Crypto market up, liquidations drop, open interest spikes

Bitcoin (BTC) and other altcoins rebounded as third-party data showed that futures market activity improved modestly. 

According to CoinGlass, liquidations plunged by 60% on Tuesday to $328 million, while the futures open interest improved slightly to $125 million.

A drop in liquidations is a positive sign because it indicates fewer bullish trades are being forcibly closed by centralized and decentralized exchanges.

Still, there are signs that crypto investors are concerned about liquidations, especially after the October 10 event that wiped out over 1.6 million traders.

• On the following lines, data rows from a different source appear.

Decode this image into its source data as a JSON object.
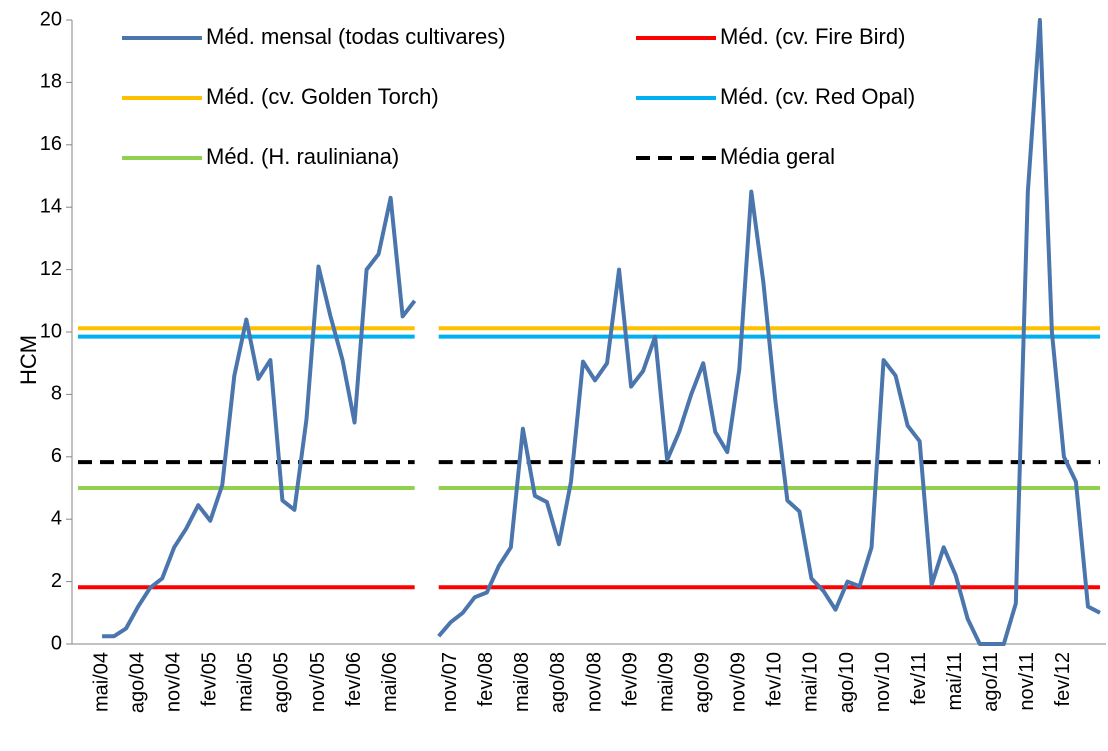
{
  "chart_data": {
    "type": "line",
    "y_label": "HCM",
    "ylim": [
      0,
      20
    ],
    "yticks": [
      0,
      2,
      4,
      6,
      8,
      10,
      12,
      14,
      16,
      18,
      20
    ],
    "categories": [
      null,
      null,
      "mai/04",
      null,
      null,
      "ago/04",
      null,
      null,
      "nov/04",
      null,
      null,
      "fev/05",
      null,
      null,
      "mai/05",
      null,
      null,
      "ago/05",
      null,
      null,
      "nov/05",
      null,
      null,
      "fev/06",
      null,
      null,
      "mai/06",
      null,
      null,
      null,
      null,
      "nov/07",
      null,
      null,
      "fev/08",
      null,
      null,
      "mai/08",
      null,
      null,
      "ago/08",
      null,
      null,
      "nov/08",
      null,
      null,
      "fev/09",
      null,
      null,
      "mai/09",
      null,
      null,
      "ago/09",
      null,
      null,
      "nov/09",
      null,
      null,
      "fev/10",
      null,
      null,
      "mai/10",
      null,
      null,
      "ago/10",
      null,
      null,
      "nov/10",
      null,
      null,
      "fev/11",
      null,
      null,
      "mai/11",
      null,
      null,
      "ago/11",
      null,
      null,
      "nov/11",
      null,
      null,
      "fev/12",
      null,
      null,
      null
    ],
    "series": [
      {
        "name": "Méd. mensal (todas cultivares)",
        "color": "#4a76ad",
        "dashed": false,
        "values": [
          null,
          null,
          0.25,
          0.25,
          0.5,
          1.2,
          1.8,
          2.1,
          3.1,
          3.7,
          4.45,
          3.95,
          5.1,
          8.6,
          10.4,
          8.5,
          9.1,
          4.6,
          4.3,
          7.2,
          12.1,
          10.5,
          9.1,
          7.1,
          12.0,
          12.5,
          14.3,
          10.5,
          11.0,
          null,
          0.25,
          0.7,
          1.0,
          1.5,
          1.65,
          2.5,
          3.1,
          6.9,
          4.75,
          4.55,
          3.2,
          5.2,
          9.05,
          8.45,
          9.0,
          12.0,
          8.25,
          8.75,
          9.85,
          5.9,
          6.8,
          8.0,
          9.0,
          6.8,
          6.15,
          8.8,
          14.5,
          11.6,
          7.8,
          4.6,
          4.25,
          2.1,
          1.7,
          1.1,
          2.0,
          1.85,
          3.1,
          9.1,
          8.6,
          7.0,
          6.5,
          1.9,
          3.1,
          2.2,
          0.8,
          0,
          0,
          0,
          1.3,
          14.5,
          20,
          10,
          6,
          5.2,
          1.2,
          1.0
        ]
      },
      {
        "name": "Méd. (cv. Fire Bird)",
        "color": "#ff0000",
        "dashed": false,
        "values": [
          1.82,
          1.82,
          1.82,
          1.82,
          1.82,
          1.82,
          1.82,
          1.82,
          1.82,
          1.82,
          1.82,
          1.82,
          1.82,
          1.82,
          1.82,
          1.82,
          1.82,
          1.82,
          1.82,
          1.82,
          1.82,
          1.82,
          1.82,
          1.82,
          1.82,
          1.82,
          1.82,
          1.82,
          1.82,
          null,
          1.82,
          1.82,
          1.82,
          1.82,
          1.82,
          1.82,
          1.82,
          1.82,
          1.82,
          1.82,
          1.82,
          1.82,
          1.82,
          1.82,
          1.82,
          1.82,
          1.82,
          1.82,
          1.82,
          1.82,
          1.82,
          1.82,
          1.82,
          1.82,
          1.82,
          1.82,
          1.82,
          1.82,
          1.82,
          1.82,
          1.82,
          1.82,
          1.82,
          1.82,
          1.82,
          1.82,
          1.82,
          1.82,
          1.82,
          1.82,
          1.82,
          1.82,
          1.82,
          1.82,
          1.82,
          1.82,
          1.82,
          1.82,
          1.82,
          1.82,
          1.82,
          1.82,
          1.82,
          1.82,
          1.82,
          1.82
        ]
      },
      {
        "name": "Méd. (cv. Golden Torch)",
        "color": "#ffc000",
        "dashed": false,
        "values": [
          10.12,
          10.12,
          10.12,
          10.12,
          10.12,
          10.12,
          10.12,
          10.12,
          10.12,
          10.12,
          10.12,
          10.12,
          10.12,
          10.12,
          10.12,
          10.12,
          10.12,
          10.12,
          10.12,
          10.12,
          10.12,
          10.12,
          10.12,
          10.12,
          10.12,
          10.12,
          10.12,
          10.12,
          10.12,
          null,
          10.12,
          10.12,
          10.12,
          10.12,
          10.12,
          10.12,
          10.12,
          10.12,
          10.12,
          10.12,
          10.12,
          10.12,
          10.12,
          10.12,
          10.12,
          10.12,
          10.12,
          10.12,
          10.12,
          10.12,
          10.12,
          10.12,
          10.12,
          10.12,
          10.12,
          10.12,
          10.12,
          10.12,
          10.12,
          10.12,
          10.12,
          10.12,
          10.12,
          10.12,
          10.12,
          10.12,
          10.12,
          10.12,
          10.12,
          10.12,
          10.12,
          10.12,
          10.12,
          10.12,
          10.12,
          10.12,
          10.12,
          10.12,
          10.12,
          10.12,
          10.12,
          10.12,
          10.12,
          10.12,
          10.12,
          10.12
        ]
      },
      {
        "name": "Méd. (cv. Red Opal)",
        "color": "#00b0f0",
        "dashed": false,
        "values": [
          9.85,
          9.85,
          9.85,
          9.85,
          9.85,
          9.85,
          9.85,
          9.85,
          9.85,
          9.85,
          9.85,
          9.85,
          9.85,
          9.85,
          9.85,
          9.85,
          9.85,
          9.85,
          9.85,
          9.85,
          9.85,
          9.85,
          9.85,
          9.85,
          9.85,
          9.85,
          9.85,
          9.85,
          9.85,
          null,
          9.85,
          9.85,
          9.85,
          9.85,
          9.85,
          9.85,
          9.85,
          9.85,
          9.85,
          9.85,
          9.85,
          9.85,
          9.85,
          9.85,
          9.85,
          9.85,
          9.85,
          9.85,
          9.85,
          9.85,
          9.85,
          9.85,
          9.85,
          9.85,
          9.85,
          9.85,
          9.85,
          9.85,
          9.85,
          9.85,
          9.85,
          9.85,
          9.85,
          9.85,
          9.85,
          9.85,
          9.85,
          9.85,
          9.85,
          9.85,
          9.85,
          9.85,
          9.85,
          9.85,
          9.85,
          9.85,
          9.85,
          9.85,
          9.85,
          9.85,
          9.85,
          9.85,
          9.85,
          9.85,
          9.85,
          9.85
        ]
      },
      {
        "name": "Méd. (H. rauliniana)",
        "color": "#92d050",
        "dashed": false,
        "values": [
          5.0,
          5.0,
          5.0,
          5.0,
          5.0,
          5.0,
          5.0,
          5.0,
          5.0,
          5.0,
          5.0,
          5.0,
          5.0,
          5.0,
          5.0,
          5.0,
          5.0,
          5.0,
          5.0,
          5.0,
          5.0,
          5.0,
          5.0,
          5.0,
          5.0,
          5.0,
          5.0,
          5.0,
          5.0,
          null,
          5.0,
          5.0,
          5.0,
          5.0,
          5.0,
          5.0,
          5.0,
          5.0,
          5.0,
          5.0,
          5.0,
          5.0,
          5.0,
          5.0,
          5.0,
          5.0,
          5.0,
          5.0,
          5.0,
          5.0,
          5.0,
          5.0,
          5.0,
          5.0,
          5.0,
          5.0,
          5.0,
          5.0,
          5.0,
          5.0,
          5.0,
          5.0,
          5.0,
          5.0,
          5.0,
          5.0,
          5.0,
          5.0,
          5.0,
          5.0,
          5.0,
          5.0,
          5.0,
          5.0,
          5.0,
          5.0,
          5.0,
          5.0,
          5.0,
          5.0,
          5.0,
          5.0,
          5.0,
          5.0,
          5.0,
          5.0
        ]
      },
      {
        "name": "Média geral",
        "color": "#000000",
        "dashed": true,
        "values": [
          5.83,
          5.83,
          5.83,
          5.83,
          5.83,
          5.83,
          5.83,
          5.83,
          5.83,
          5.83,
          5.83,
          5.83,
          5.83,
          5.83,
          5.83,
          5.83,
          5.83,
          5.83,
          5.83,
          5.83,
          5.83,
          5.83,
          5.83,
          5.83,
          5.83,
          5.83,
          5.83,
          5.83,
          5.83,
          null,
          5.83,
          5.83,
          5.83,
          5.83,
          5.83,
          5.83,
          5.83,
          5.83,
          5.83,
          5.83,
          5.83,
          5.83,
          5.83,
          5.83,
          5.83,
          5.83,
          5.83,
          5.83,
          5.83,
          5.83,
          5.83,
          5.83,
          5.83,
          5.83,
          5.83,
          5.83,
          5.83,
          5.83,
          5.83,
          5.83,
          5.83,
          5.83,
          5.83,
          5.83,
          5.83,
          5.83,
          5.83,
          5.83,
          5.83,
          5.83,
          5.83,
          5.83,
          5.83,
          5.83,
          5.83,
          5.83,
          5.83,
          5.83,
          5.83,
          5.83,
          5.83,
          5.83,
          5.83,
          5.83,
          5.83,
          5.83
        ]
      }
    ]
  }
}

The total liquidations on that day rose to over $20 billion, the worst single-day performance.

Cryptocurrencies rebounding as Fed cut odds soar to 90%

The crypto market rebounded as investors bet the Federal Reserve will cut interest rates by 0.25% at its meeting next week.

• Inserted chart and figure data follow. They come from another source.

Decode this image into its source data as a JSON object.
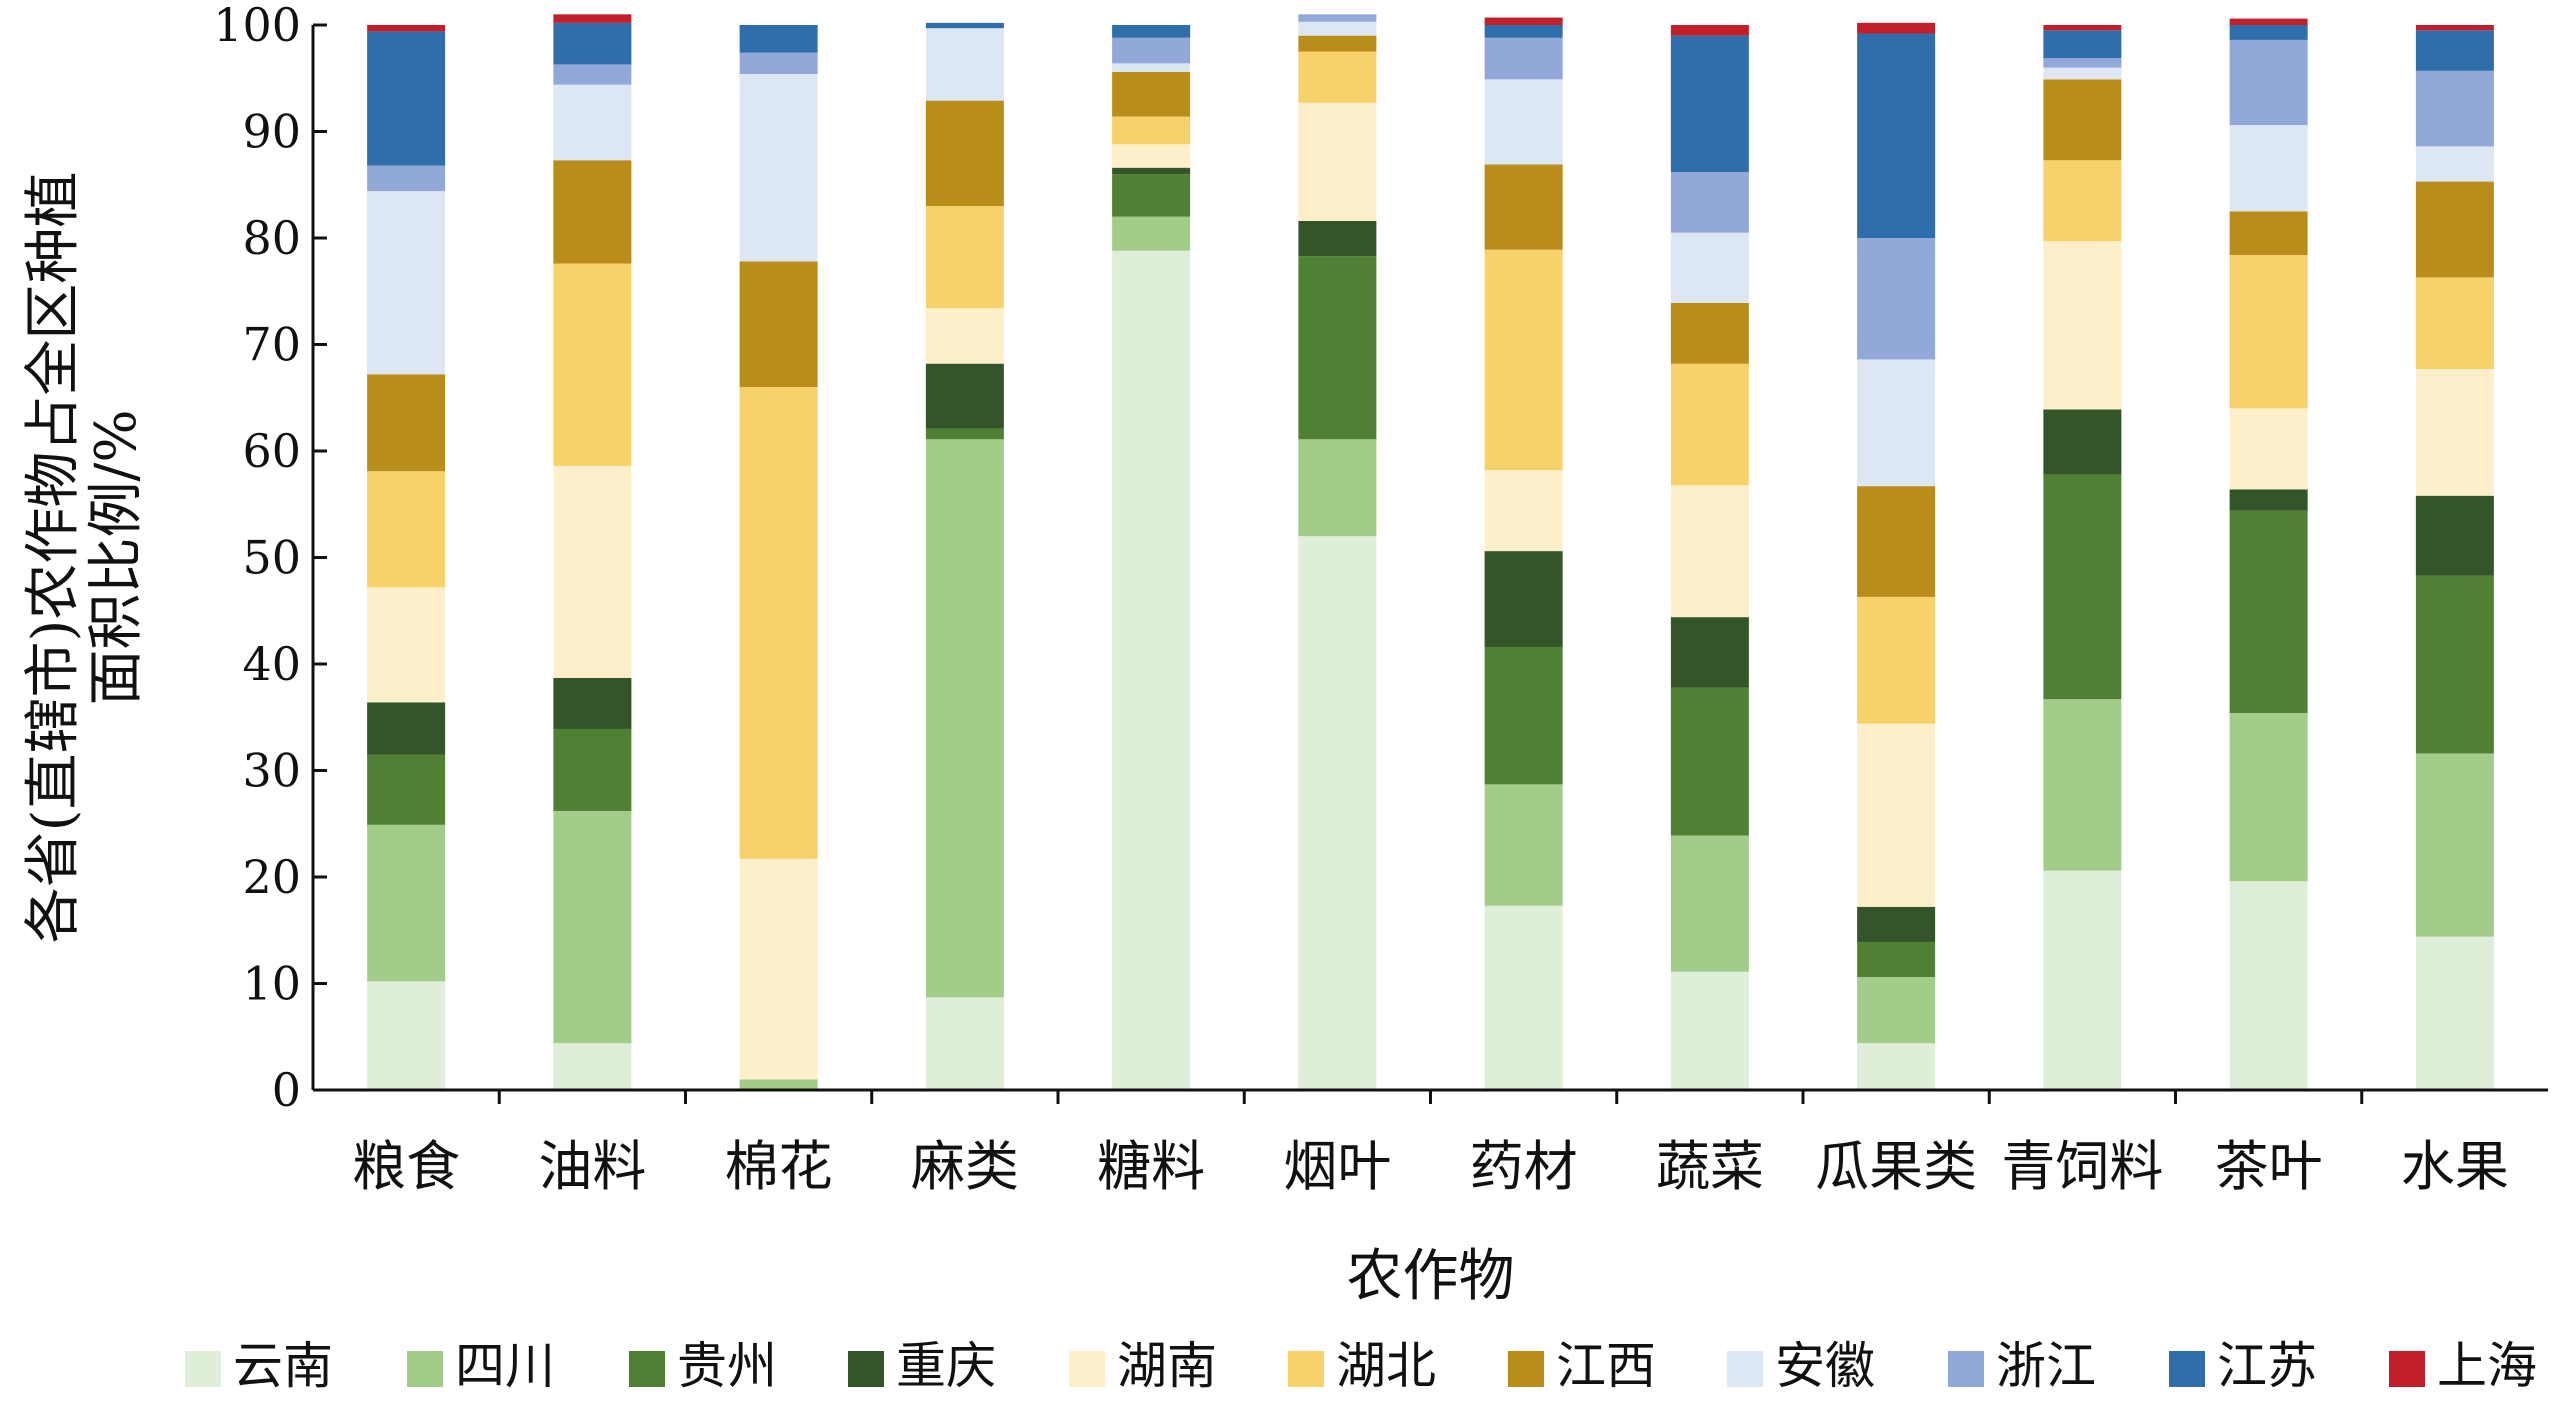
{
  "chart_data": {
    "type": "bar",
    "stacked": true,
    "xlabel": "农作物",
    "ylabel": [
      "各省(直辖市)农作物占全区种植",
      "面积比例/%"
    ],
    "ylim": [
      0,
      100
    ],
    "yticks": [
      "0",
      "10",
      "20",
      "30",
      "40",
      "50",
      "60",
      "70",
      "80",
      "90",
      "100"
    ],
    "grid": false,
    "legend_position": "bottom",
    "categories": [
      "粮食",
      "油料",
      "棉花",
      "麻类",
      "糖料",
      "烟叶",
      "药材",
      "蔬菜",
      "瓜果类",
      "青饲料",
      "茶叶",
      "水果"
    ],
    "series": [
      {
        "name": "云南",
        "color": "#dfeed8",
        "values": [
          10.2,
          4.4,
          0.0,
          8.7,
          78.8,
          52.0,
          17.3,
          11.1,
          4.4,
          20.6,
          19.6,
          14.4
        ]
      },
      {
        "name": "四川",
        "color": "#a3cb8a",
        "values": [
          14.7,
          21.8,
          1.0,
          52.4,
          3.2,
          9.1,
          11.4,
          12.8,
          6.2,
          16.1,
          15.8,
          17.2
        ]
      },
      {
        "name": "贵州",
        "color": "#508034",
        "values": [
          6.6,
          7.7,
          0.0,
          1.0,
          4.0,
          17.2,
          12.9,
          13.9,
          3.3,
          21.1,
          19.0,
          16.7
        ]
      },
      {
        "name": "重庆",
        "color": "#34542a",
        "values": [
          4.9,
          4.8,
          0.0,
          6.1,
          0.6,
          3.3,
          9.0,
          6.6,
          3.3,
          6.1,
          2.0,
          7.5
        ]
      },
      {
        "name": "湖南",
        "color": "#fdefc9",
        "values": [
          10.8,
          19.9,
          20.7,
          5.2,
          2.2,
          11.1,
          7.6,
          12.4,
          17.2,
          15.8,
          7.6,
          11.9
        ]
      },
      {
        "name": "湖北",
        "color": "#f7d26a",
        "values": [
          10.9,
          19.0,
          44.3,
          9.6,
          2.6,
          4.8,
          20.7,
          11.4,
          11.9,
          7.6,
          14.4,
          8.6
        ]
      },
      {
        "name": "江西",
        "color": "#b98d1a",
        "values": [
          9.1,
          9.7,
          11.8,
          9.9,
          4.2,
          1.5,
          8.0,
          5.7,
          10.4,
          7.6,
          4.1,
          9.0
        ]
      },
      {
        "name": "安徽",
        "color": "#dce7f3",
        "values": [
          17.2,
          7.1,
          17.6,
          6.8,
          0.8,
          1.3,
          8.0,
          6.6,
          11.9,
          1.1,
          8.1,
          3.3
        ]
      },
      {
        "name": "浙江",
        "color": "#91a8d8",
        "values": [
          2.4,
          1.9,
          2.0,
          0.0,
          2.4,
          0.7,
          3.9,
          5.7,
          11.4,
          0.9,
          8.0,
          7.1
        ]
      },
      {
        "name": "江苏",
        "color": "#2f6eab",
        "values": [
          12.6,
          3.9,
          2.6,
          0.5,
          1.2,
          0.0,
          1.2,
          12.8,
          19.2,
          2.6,
          1.4,
          3.8
        ]
      },
      {
        "name": "上海",
        "color": "#c21f2a",
        "values": [
          0.6,
          0.8,
          0.0,
          0.0,
          0.0,
          0.0,
          0.7,
          1.0,
          1.0,
          0.5,
          0.6,
          0.5
        ]
      }
    ]
  }
}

A Polymarket poll with over $212 million in assets shows that the odds of a cut in December rose to 90% from the November low of less than 50%.

Fed rate cuts odds are rising

At the same time, the Fed has already ended its quantitative tightening, which saw its balance sheet shrink by over $2 trillion in the past two years.

At the same time, there are signs that the bank may soon begin quantitative easing, in which it pumps funds into the economy to stimulate growth.

Indeed, the bank pumped $13.5 billion into the banking system through overnight repos. That was a notable amount as it was the second-biggest capital injection since the pandemic.

Potential dead-cat bounce or bull trap

The crypto market is also rising as investors buy the dip, which is a common situation when assets plunge, as they did on Monday.

Therefore, there is a risk that the ongoing crypto rebound is a dead-cat bounce, which is also known as a bull trap. 

A DCB is a situation where a falling asset drops, bounces back briefly, and then resumes the downward trend. It is known as a bull trap because it traps traders into believing a bull market is forming, only for prices to resume the downtrend.

The crypto market has had several bull traps in the past few months. For example, it rebounded from $98,990 on Nov. 3 to $107,276 on Nov. 11, and then resumed the downtrend.